This article is from the Food Preserving FAQ, by Eric Decker email@example.com with numerous contributions by others.
from an unknown poster, the chile-heads mailing list...
Keeping outside fermenting items a secret from the neighbors
I learned to love and make kim chee while attending college in Hawaii.
I encountered the same odor problem and was forced to come up with a
solution or get into a shooting war with the neighbors. Obviously, tightly
closing the fermentation container is a recipe for disaster. I actually
just cover my crocks with an unbleached muslin stretched over the top.

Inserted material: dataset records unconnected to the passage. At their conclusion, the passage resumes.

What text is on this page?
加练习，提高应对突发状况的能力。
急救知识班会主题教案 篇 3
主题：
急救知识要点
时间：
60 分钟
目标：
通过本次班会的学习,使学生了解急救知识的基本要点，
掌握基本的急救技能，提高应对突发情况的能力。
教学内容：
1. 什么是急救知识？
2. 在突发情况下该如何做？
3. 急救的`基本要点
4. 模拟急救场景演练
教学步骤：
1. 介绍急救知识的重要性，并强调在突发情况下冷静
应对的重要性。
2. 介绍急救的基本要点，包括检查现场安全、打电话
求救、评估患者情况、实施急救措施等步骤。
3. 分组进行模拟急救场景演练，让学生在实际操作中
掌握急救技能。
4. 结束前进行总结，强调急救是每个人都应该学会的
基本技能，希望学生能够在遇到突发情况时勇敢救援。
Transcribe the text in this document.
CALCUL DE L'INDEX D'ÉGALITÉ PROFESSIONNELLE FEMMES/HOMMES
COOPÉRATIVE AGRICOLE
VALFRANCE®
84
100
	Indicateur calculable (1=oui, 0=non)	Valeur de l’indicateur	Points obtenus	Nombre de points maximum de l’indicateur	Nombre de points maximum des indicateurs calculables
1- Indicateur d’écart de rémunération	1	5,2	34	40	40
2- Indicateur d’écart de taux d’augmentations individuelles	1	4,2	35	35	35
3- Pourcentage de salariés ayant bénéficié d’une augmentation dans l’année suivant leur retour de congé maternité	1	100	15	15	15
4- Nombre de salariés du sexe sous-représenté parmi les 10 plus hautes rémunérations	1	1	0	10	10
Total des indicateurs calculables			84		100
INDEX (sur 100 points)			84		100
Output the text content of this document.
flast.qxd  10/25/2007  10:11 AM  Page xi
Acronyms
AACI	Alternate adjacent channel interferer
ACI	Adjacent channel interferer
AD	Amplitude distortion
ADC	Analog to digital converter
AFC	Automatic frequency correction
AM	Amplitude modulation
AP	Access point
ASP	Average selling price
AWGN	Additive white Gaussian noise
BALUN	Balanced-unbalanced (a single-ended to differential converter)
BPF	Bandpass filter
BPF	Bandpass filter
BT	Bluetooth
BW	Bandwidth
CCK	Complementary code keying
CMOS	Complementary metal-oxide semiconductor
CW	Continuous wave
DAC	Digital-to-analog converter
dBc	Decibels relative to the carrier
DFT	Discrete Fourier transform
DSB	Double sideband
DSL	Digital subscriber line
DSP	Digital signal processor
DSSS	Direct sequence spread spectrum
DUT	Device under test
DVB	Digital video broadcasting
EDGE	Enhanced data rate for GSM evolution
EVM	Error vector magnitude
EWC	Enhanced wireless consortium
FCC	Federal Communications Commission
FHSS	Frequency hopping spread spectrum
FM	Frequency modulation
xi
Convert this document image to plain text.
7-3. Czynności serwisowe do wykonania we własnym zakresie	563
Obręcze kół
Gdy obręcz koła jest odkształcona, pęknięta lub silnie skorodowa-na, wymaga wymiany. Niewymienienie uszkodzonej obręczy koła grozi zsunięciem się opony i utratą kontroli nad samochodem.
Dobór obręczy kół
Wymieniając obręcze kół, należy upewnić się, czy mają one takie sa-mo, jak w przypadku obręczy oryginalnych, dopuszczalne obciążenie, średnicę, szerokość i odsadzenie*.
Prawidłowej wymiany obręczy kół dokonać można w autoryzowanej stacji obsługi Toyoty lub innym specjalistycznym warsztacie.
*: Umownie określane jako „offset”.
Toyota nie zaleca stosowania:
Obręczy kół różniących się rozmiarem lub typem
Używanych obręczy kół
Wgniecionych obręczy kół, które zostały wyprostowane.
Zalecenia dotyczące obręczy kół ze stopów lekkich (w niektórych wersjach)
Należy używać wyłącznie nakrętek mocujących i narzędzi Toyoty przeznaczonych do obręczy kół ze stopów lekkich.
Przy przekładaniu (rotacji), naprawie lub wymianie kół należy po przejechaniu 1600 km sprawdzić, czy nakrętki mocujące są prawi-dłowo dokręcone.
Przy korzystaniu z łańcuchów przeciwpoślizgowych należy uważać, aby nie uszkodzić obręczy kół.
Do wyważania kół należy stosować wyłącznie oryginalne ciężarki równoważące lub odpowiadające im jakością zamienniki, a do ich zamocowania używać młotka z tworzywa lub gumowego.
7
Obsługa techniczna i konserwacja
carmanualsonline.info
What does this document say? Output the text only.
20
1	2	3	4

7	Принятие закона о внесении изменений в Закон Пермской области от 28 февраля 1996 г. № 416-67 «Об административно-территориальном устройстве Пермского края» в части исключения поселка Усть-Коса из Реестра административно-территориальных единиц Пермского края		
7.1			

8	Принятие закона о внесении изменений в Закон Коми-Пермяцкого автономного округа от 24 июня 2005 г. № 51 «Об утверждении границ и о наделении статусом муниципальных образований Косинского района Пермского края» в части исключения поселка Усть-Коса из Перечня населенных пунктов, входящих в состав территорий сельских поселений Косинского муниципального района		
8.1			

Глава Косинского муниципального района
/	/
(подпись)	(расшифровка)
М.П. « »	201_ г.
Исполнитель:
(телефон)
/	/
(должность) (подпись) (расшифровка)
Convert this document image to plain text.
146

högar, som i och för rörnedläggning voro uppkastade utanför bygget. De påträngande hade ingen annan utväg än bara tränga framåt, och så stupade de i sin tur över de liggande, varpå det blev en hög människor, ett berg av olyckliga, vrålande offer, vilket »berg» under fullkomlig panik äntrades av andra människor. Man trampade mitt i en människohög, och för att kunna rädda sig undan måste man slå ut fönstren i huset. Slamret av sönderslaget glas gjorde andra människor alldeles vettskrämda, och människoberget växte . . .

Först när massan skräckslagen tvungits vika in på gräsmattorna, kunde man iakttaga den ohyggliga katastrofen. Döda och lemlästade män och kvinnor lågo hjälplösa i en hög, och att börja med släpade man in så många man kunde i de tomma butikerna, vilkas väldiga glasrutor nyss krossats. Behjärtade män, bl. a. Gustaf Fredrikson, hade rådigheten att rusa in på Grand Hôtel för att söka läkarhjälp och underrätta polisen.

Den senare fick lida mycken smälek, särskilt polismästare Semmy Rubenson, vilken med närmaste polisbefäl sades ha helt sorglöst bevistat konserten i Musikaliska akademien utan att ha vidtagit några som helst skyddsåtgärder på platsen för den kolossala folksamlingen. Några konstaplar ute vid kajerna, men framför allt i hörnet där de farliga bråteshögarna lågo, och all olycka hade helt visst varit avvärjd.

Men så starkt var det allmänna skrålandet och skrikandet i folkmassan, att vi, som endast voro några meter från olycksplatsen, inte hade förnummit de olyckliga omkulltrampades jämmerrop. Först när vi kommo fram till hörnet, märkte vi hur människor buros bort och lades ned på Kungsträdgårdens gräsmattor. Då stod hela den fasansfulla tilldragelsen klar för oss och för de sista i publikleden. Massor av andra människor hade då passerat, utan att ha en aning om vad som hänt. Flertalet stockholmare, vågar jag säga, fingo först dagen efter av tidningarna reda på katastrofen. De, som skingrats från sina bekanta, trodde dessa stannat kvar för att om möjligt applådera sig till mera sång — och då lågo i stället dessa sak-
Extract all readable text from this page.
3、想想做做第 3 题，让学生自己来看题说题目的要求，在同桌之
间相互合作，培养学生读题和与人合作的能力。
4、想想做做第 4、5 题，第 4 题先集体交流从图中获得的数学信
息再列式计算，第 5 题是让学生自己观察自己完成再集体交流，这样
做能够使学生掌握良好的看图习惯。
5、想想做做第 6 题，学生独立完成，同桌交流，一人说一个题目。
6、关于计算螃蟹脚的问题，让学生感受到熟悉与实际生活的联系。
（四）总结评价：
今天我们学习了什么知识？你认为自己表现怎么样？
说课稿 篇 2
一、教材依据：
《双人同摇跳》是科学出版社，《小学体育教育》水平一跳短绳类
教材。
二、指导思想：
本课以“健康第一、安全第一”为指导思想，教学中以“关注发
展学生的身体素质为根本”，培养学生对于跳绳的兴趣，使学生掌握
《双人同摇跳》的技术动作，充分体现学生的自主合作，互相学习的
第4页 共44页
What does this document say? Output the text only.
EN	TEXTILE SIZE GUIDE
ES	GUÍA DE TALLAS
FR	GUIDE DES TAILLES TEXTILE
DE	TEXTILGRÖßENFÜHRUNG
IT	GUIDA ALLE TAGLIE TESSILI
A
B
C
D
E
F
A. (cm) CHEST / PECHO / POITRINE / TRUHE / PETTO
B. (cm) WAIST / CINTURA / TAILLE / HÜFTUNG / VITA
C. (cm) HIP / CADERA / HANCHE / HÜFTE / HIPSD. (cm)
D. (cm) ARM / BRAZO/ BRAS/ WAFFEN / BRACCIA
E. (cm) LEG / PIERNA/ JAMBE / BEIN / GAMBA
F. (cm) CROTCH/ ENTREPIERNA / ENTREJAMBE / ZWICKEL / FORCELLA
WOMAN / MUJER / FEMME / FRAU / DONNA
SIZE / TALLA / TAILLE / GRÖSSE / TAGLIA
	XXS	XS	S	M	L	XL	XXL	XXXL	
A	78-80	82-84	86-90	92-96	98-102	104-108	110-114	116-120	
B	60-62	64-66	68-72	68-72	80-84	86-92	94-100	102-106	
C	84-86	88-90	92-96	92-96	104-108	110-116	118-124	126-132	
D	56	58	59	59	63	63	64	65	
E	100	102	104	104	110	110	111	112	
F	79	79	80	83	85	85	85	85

(Five gallon churns are the best "crocks" I have found.) However, I deal
with the odor problem by putting six inches of charcoal in the bottom of
a plastic trash can and setting the crocks on it. The charcoal I use is
provided by a friend at the Jack Daniels distillery, but any "raw" or
activated charcoal will work. Bagged charcoal briquettes, even when crushed,
are not really a good option, though. I use a large trash can and can
actually get three crocks in at once without crowding. I then put several
layers of burlap on top of the covered crocks. (I used laundered peanut
bags, but feed sacks would work as well.) Finally, I put the lid on the
trash can. The lids for these cans fit fairly tight, but will allow for
the equalization of pressure. You can still smell the kim chee working,
but you must get very close to the trash can and sniff hard.